Market volatility continued in April as investors tried to understand the impact the COVID-19 pandemic will have on our economy. When most investors hear “volatility” they think about large drops in the market, however it is important to remember there can be both positive and negative volatility. April was the best single month for stock markets since 1987, with the S&P 500 growing over 30% from the lows we saw in March. Some states, including Texas, have begun the process of allowing businesses to reopen, and the Federal Reserve just last week said they will continue to use everything at their disposal to help the economy through this pandemic. Volatility will continue and we expect to see more large swings both up and down as companies announce their earnings for the first and second quarters, so do not be surprised when these market gyrations occur.
There has never been an economic event quite like this, and because of that we are going to see economic data that we never thought possible, for example, unemployment. Over the last six weeks new unemployment claims have blown past previous records, leaving us with a current unemployment rate of 14.7%. Even so, markets continue to climb because unlike previous recessions these unemployment numbers are considered to be temporary.
Many businesses have had to furlough their employees to keep up with expenses while we have been sheltering in place but eventually doors will open again, and life will continue. In the meantime, the federal stimulus has increased unemployment benefits and many Americans are now getting as much in unemployment as they did when they were working.

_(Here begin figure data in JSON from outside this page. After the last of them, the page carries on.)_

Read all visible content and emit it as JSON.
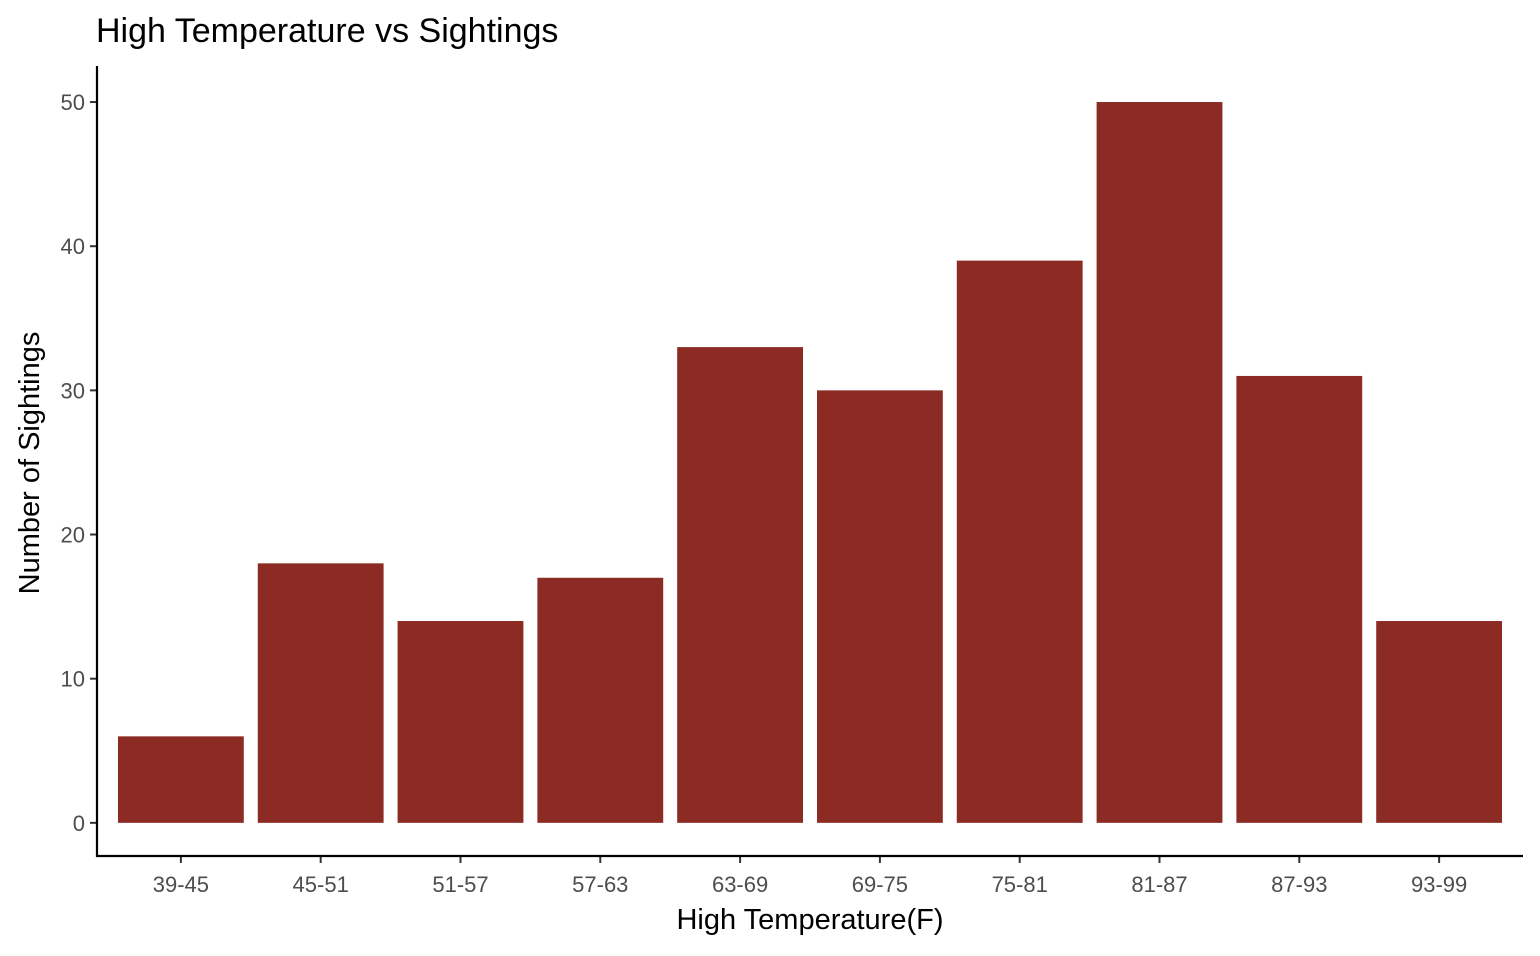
{
  "chart_data": {
    "type": "bar",
    "title": "High Temperature vs Sightings",
    "xlabel": "High Temperature(F)",
    "ylabel": "Number of Sightings",
    "categories": [
      "39-45",
      "45-51",
      "51-57",
      "57-63",
      "63-69",
      "69-75",
      "75-81",
      "81-87",
      "87-93",
      "93-99"
    ],
    "values": [
      6,
      18,
      14,
      17,
      33,
      30,
      39,
      50,
      31,
      14
    ],
    "yticks": [
      0,
      10,
      20,
      30,
      40,
      50
    ],
    "ylim": [
      -2.3,
      52.5
    ],
    "grid": false,
    "legend": "none",
    "bar_color": "#8B2B24"
  }
}
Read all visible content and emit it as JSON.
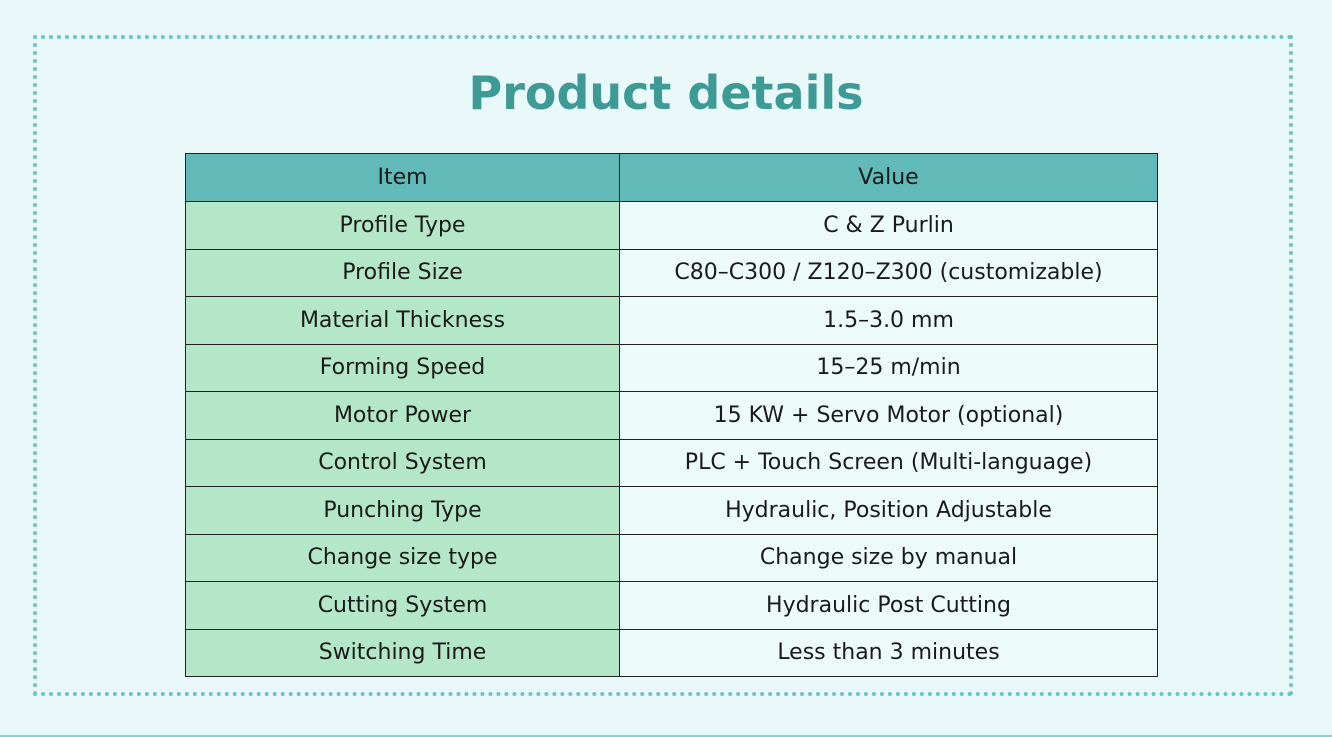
{
  "page": {
    "title": "Product details"
  },
  "table": {
    "headers": [
      "Item",
      "Value"
    ],
    "rows": [
      [
        "Profile Type",
        "C & Z Purlin"
      ],
      [
        "Profile Size",
        "C80–C300 / Z120–Z300 (customizable)"
      ],
      [
        "Material Thickness",
        "1.5–3.0 mm"
      ],
      [
        "Forming Speed",
        "15–25 m/min"
      ],
      [
        "Motor Power",
        "15 KW + Servo Motor (optional)"
      ],
      [
        "Control System",
        "PLC + Touch Screen (Multi-language)"
      ],
      [
        "Punching Type",
        "Hydraulic, Position Adjustable"
      ],
      [
        "Change size type",
        "Change size by manual"
      ],
      [
        "Cutting System",
        "Hydraulic Post Cutting"
      ],
      [
        "Switching Time",
        "Less than 3 minutes"
      ]
    ]
  },
  "colors": {
    "background": "#e9f8f8",
    "title": "#3e9a95",
    "header_bg": "#62bab8",
    "item_bg": "#b4e7c7",
    "value_bg": "#edfafa",
    "frame_dots": "#6cc4c4"
  }
}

Another first for the economy this past month was when oil futures turned negative. With the entire globe on lock down there has been a sharp decrease in demand for oil, while production has not slowed. Saudi Arabia and Russia have agreed to drastic cuts in production to help with the decrease in demand, but some economists see this as too little too late. U.S. oil producers have struggled to cut production fast enough and are running into storage limitations. Many of these producers were willing to pay others to take their oil and store it. This does not immediately affect the economy. It could take some time for supply and demand to level out, but these lower costs should eventually help to stimulate growth as lower energy costs give consumers more money to spend.
Uncertainty is still present in the markets, but one thing remains clear, eventually the economy will recover. I have a great deal of conviction in that statement. I spend my days talking and listening to clients, acquaintances and my own family. The message I hear consistently is that we are all anxious to get out and get back to life as it was before Covid-19 rocked our world. Some aspects of our reality are probably forever changed, nevertheless, we are all ready to book a trip again, buy a car or simply dine out.
Thank you for your continued trust. Please stay safe and have a Happy Mother’s Day.